Take the businesses from the previous question and do an initial exploratory analysis. We have provided some plots for you to interpret:

# Run this cell without changes
from collections import Counter
import matplotlib.pyplot as plt
%matplotlib inline

fig, (ax1, ax2, ax3) = plt.subplots(ncols=3, figsize=(16, 5))

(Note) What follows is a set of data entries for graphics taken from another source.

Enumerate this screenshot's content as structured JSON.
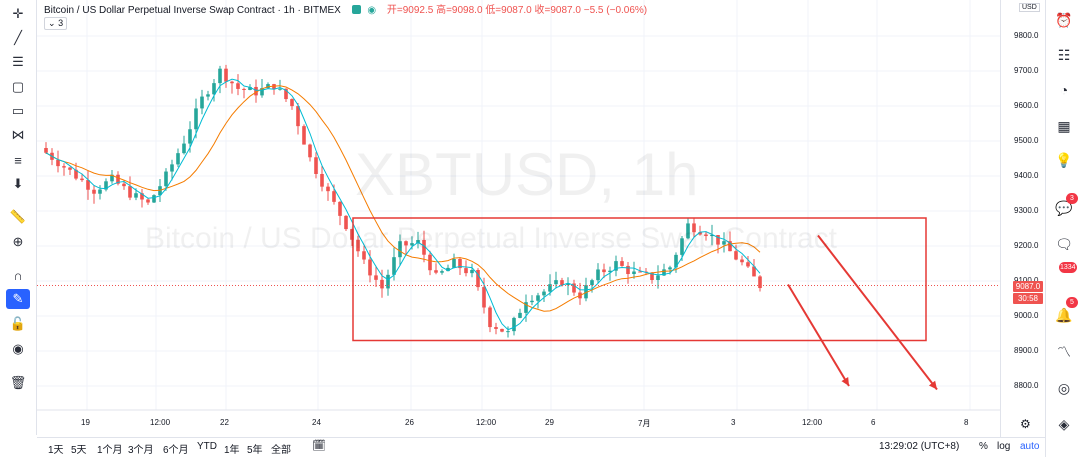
{
  "legend": {
    "title": "Bitcoin / US Dollar Perpetual Inverse Swap Contract · 1h · BITMEX",
    "open": "开=9092.5",
    "high": "高=9098.0",
    "low": "低=9087.0",
    "close": "收=9087.0",
    "change": "−5.5 (−0.06%)",
    "indicator_count": "3"
  },
  "watermark": {
    "symbol": "XBTUSD, 1h",
    "name": "Bitcoin / US Dollar Perpetual Inverse Swap Contract"
  },
  "price_axis": {
    "currency": "USD",
    "current_price": "9087.0",
    "countdown": "30:58"
  },
  "bottom_bar": {
    "ranges": [
      "1天",
      "5天",
      "1个月",
      "3个月",
      "6个月",
      "YTD",
      "1年",
      "5年",
      "全部"
    ],
    "clock": "13:29:02 (UTC+8)",
    "percent_label": "%",
    "log_label": "log",
    "auto_label": "auto"
  },
  "right_toolbar": {
    "badges": [
      "3",
      "1334",
      "5"
    ]
  },
  "colors": {
    "up": "#26a69a",
    "down": "#ef5350",
    "ma_fast": "#00bcd4",
    "ma_slow": "#f57c00",
    "annotation": "#e53935",
    "accent": "#2962ff"
  },
  "chart_data": {
    "type": "candlestick",
    "symbol": "XBTUSD",
    "interval": "1h",
    "exchange": "BITMEX",
    "y_axis": {
      "ticks": [
        8800,
        8900,
        9000,
        9100,
        9200,
        9300,
        9400,
        9500,
        9600,
        9700,
        9800
      ],
      "tick_labels": [
        "8800.0",
        "8900.0",
        "9000.0",
        "9100.0",
        "9200.0",
        "9300.0",
        "9400.0",
        "9500.0",
        "9600.0",
        "9700.0",
        "9800.0"
      ],
      "range": [
        8720,
        9845
      ]
    },
    "x_axis": {
      "ticks": [
        "19",
        "12:00",
        "22",
        "24",
        "26",
        "12:00",
        "29",
        "7月",
        "3",
        "12:00",
        "6",
        "8"
      ]
    },
    "current_price": 9087.0,
    "series_path": [
      [
        0,
        9480
      ],
      [
        3,
        9440
      ],
      [
        6,
        9400
      ],
      [
        9,
        9360
      ],
      [
        12,
        9390
      ],
      [
        15,
        9350
      ],
      [
        18,
        9320
      ],
      [
        21,
        9400
      ],
      [
        24,
        9500
      ],
      [
        27,
        9620
      ],
      [
        30,
        9700
      ],
      [
        33,
        9650
      ],
      [
        36,
        9640
      ],
      [
        39,
        9660
      ],
      [
        42,
        9600
      ],
      [
        45,
        9450
      ],
      [
        48,
        9350
      ],
      [
        51,
        9260
      ],
      [
        54,
        9150
      ],
      [
        57,
        9080
      ],
      [
        60,
        9200
      ],
      [
        63,
        9210
      ],
      [
        66,
        9110
      ],
      [
        69,
        9150
      ],
      [
        72,
        9120
      ],
      [
        75,
        8980
      ],
      [
        78,
        8950
      ],
      [
        81,
        9050
      ],
      [
        84,
        9070
      ],
      [
        87,
        9100
      ],
      [
        90,
        9060
      ],
      [
        93,
        9120
      ],
      [
        96,
        9150
      ],
      [
        99,
        9120
      ],
      [
        102,
        9110
      ],
      [
        105,
        9140
      ],
      [
        108,
        9260
      ],
      [
        111,
        9240
      ],
      [
        114,
        9200
      ],
      [
        117,
        9150
      ],
      [
        120,
        9087
      ]
    ],
    "annotations": {
      "rectangle": {
        "price_high": 9280,
        "price_low": 8930
      },
      "arrows": [
        {
          "from_price": 9090,
          "to_price": 8800
        },
        {
          "from_price": 9230,
          "to_price": 8790
        }
      ]
    }
  }
}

# Plot distribution of number of reviews
all_review_counts = [x["review_count"] for x in full_dataset]
ax1.hist(all_review_counts)
ax1.set_title("Review Count Distribution")
ax1.set_xlabel("Number of Reviews")
ax1.set_ylabel("Number of Businesses")

# Plot rating distribution
all_ratings = [x["rating"] for x in full_dataset]
rating_counter = Counter(all_ratings)
rating_keys = sorted(rating_counter.keys())
ax2.bar(rating_keys, [rating_counter[key] for key in rating_keys])
ax2.set_title("Rating Distribution")
ax2.set_xlabel("Rating")
ax2.set_ylabel("Number of Businesses")

# Plot price distribution
all_prices = [x["price"].replace("$", r"\$") for x in full_dataset]
price_counter = Counter(all_prices)
price_keys = sorted(price_counter.keys())
ax3.bar(price_keys, [price_counter[key] for key in price_keys])
ax3.set_title("Price Distribution")
ax3.set_xlabel("Price Category")
ax3.set_ylabel("Number of Businesses");

Describe the distributions displayed above and interpret them in the context of your query. (Your answer may differ from the solution branch depending on your query.)

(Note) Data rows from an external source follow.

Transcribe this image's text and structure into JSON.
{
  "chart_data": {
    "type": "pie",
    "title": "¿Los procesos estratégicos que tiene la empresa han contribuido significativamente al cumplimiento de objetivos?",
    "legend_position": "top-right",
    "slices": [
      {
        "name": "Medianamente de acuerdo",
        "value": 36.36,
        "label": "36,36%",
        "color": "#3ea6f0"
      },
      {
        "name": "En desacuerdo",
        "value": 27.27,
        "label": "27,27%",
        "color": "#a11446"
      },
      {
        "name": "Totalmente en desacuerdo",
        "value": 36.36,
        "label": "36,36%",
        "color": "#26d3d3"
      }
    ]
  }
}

# Replace None with appropriate text
"""
None
"""

In the cell below, we also plot the rating distributions by price. In this setup, a price of one dollar sign is "lower price" and everything else is "higher price".

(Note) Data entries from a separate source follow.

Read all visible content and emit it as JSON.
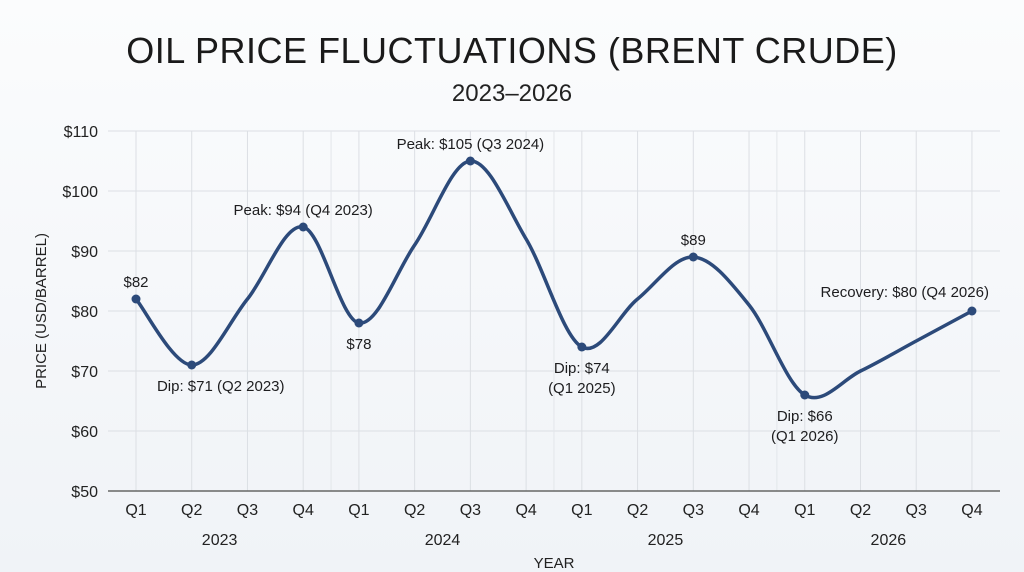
{
  "chart_data": {
    "type": "line",
    "title": "OIL PRICE FLUCTUATIONS (BRENT CRUDE)",
    "subtitle": "2023–2026",
    "xlabel": "YEAR",
    "ylabel": "PRICE (USD/BARREL)",
    "ylim": [
      50,
      110
    ],
    "yticks": [
      "$50",
      "$60",
      "$70",
      "$80",
      "$90",
      "$100",
      "$110"
    ],
    "ytick_values": [
      50,
      60,
      70,
      80,
      90,
      100,
      110
    ],
    "grid": true,
    "quarters": [
      "Q1",
      "Q2",
      "Q3",
      "Q4",
      "Q1",
      "Q2",
      "Q3",
      "Q4",
      "Q1",
      "Q2",
      "Q3",
      "Q4",
      "Q1",
      "Q2",
      "Q3",
      "Q4"
    ],
    "years": [
      "2023",
      "2024",
      "2025",
      "2026"
    ],
    "values": [
      82,
      71,
      82,
      94,
      78,
      91,
      105,
      92,
      74,
      82,
      89,
      81,
      66,
      70,
      75,
      80
    ],
    "markers": [
      0,
      1,
      3,
      4,
      6,
      8,
      10,
      12,
      15
    ],
    "line_color": "#2c4a7a",
    "annotations": [
      {
        "index": 0,
        "lines": [
          "$82"
        ],
        "pos": "above"
      },
      {
        "index": 1,
        "lines": [
          "Dip: $71 (Q2 2023)"
        ],
        "pos": "below"
      },
      {
        "index": 3,
        "lines": [
          "Peak: $94 (Q4 2023)"
        ],
        "pos": "above"
      },
      {
        "index": 4,
        "lines": [
          "$78"
        ],
        "pos": "below"
      },
      {
        "index": 6,
        "lines": [
          "Peak: $105 (Q3 2024)"
        ],
        "pos": "above"
      },
      {
        "index": 8,
        "lines": [
          "Dip: $74",
          "(Q1 2025)"
        ],
        "pos": "below"
      },
      {
        "index": 10,
        "lines": [
          "$89"
        ],
        "pos": "above"
      },
      {
        "index": 12,
        "lines": [
          "Dip: $66",
          "(Q1 2026)"
        ],
        "pos": "below"
      },
      {
        "index": 15,
        "lines": [
          "Recovery: $80 (Q4 2026)"
        ],
        "pos": "above-left"
      }
    ]
  }
}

# Run this cell without changes

higher_price = []
lower_price = []
for row in full_dataset:
    if row["price"] == "$":
        lower_price.append(row["rating"])
    else:
        higher_price.append(row["rating"])
        
fig, ax = plt.subplots()

ax.hist([higher_price, lower_price], label=["higher price", "lower price"], density=True)

ax.legend();

Is a higher price associated with a higher rating? (No need for any additional math/statistics, just interpret what you see in the plot.)

# Replace None with appropriate text
"""
None
"""

Finally, let's look at ratings vs. review counts:

# Run this cell without changes
fig, ax = plt.subplots(figsize=(16,5))

ax.scatter(all_review_counts, all_ratings, alpha=0.2)
ax.set_xlabel("Number of Reviews")
ax.set_ylabel("Rating")
# "zoom in" to a subset of review counts
ax.set_xlim(left=0, right=1000);

Is a higher number of reviews associated with a higher rating?

# Replace None with appropriate text
"""
None
"""

4. Create a Folium Map

Make a map using Folium of the businesses you retrieved. Be sure to also add popups to the markers giving some basic information such as name, rating and price.

You can center the map around the latitude and longitude of the first item in full_dataset.

# Replace None with appropriate code

# Import the library
None

# Set up center latitude and longitude
center_lat = None
center_long = None

# Initialize map with center lat and long
yelp_map = None

# Adjust this limit to see more or fewer businesses
limit=100

for business in full_dataset[:limit]:
    # Extract information about business
    lat = None
    long = None
    name = None
    rating = None
    price = None
    details = "{}\nPrice: {} Rating:{}".format(name,price,rating)
    
    # Create popup with relevant details
    popup = None
    
    # Create marker with relevant lat/long and popup
    marker = None
    
    marker.add_to(yelp_map)
    
yelp_map

Summary

Nice work! In this lab, you've made multiple API calls to Yelp in order to paginate through a results set, performing some basic exploratory analysis and then creating a nice interactive map to display the results using Folium! Well done!